In Spain, the Festival de Jerez draws tens of thousands and generates millions in revenue. The story is how the flamenco art form sustains cultural identity while also fuelling economic renewal. In South Korea, the Hallyu wave4 drives billions in exports. The story is how Korean pop culture – and the broader Hallyu wave – brings generations together in Seoul, bonding families as powerfully as it fuels the national economy.

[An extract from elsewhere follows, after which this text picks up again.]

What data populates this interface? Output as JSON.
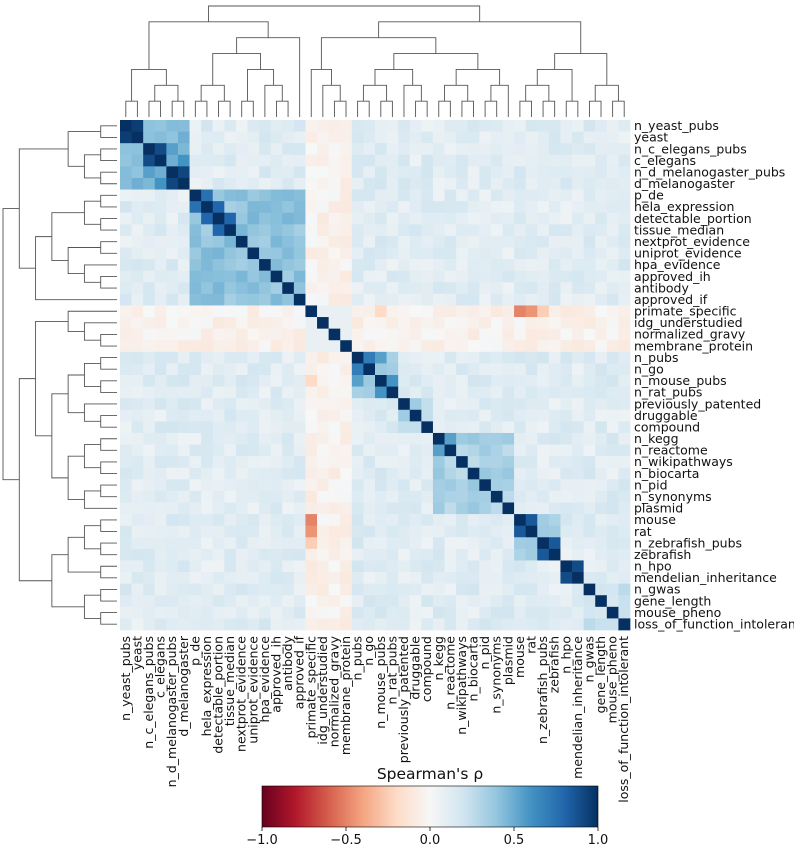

In Kenya, youth theatre at the Kenya Cultural Centre engages thousands each year. The story is how young performers gain confidence, stay in school and claim a civic voice. At Sing Sing prison in New York, Rehabilitation Through the Arts has cut recidivism to under three per cent, compared to a national average above 60 per cent. The story is how theatre teaches discipline, empathy and hope, disrupting cycles of incarceration that statistics alone cannot explain.
The future we must claim
The performing arts have always been about transformation. Today, transformation is not optional. It is the price of relevance. By blending stories with data, we don’t just prove our value, we safeguard our future. We must invest in the capacity to gather such stories, shared at scale, so the arts not only endure but also lead in building a more resilient and connected society.
That is not just the art of future-proofing. That is the future of our art.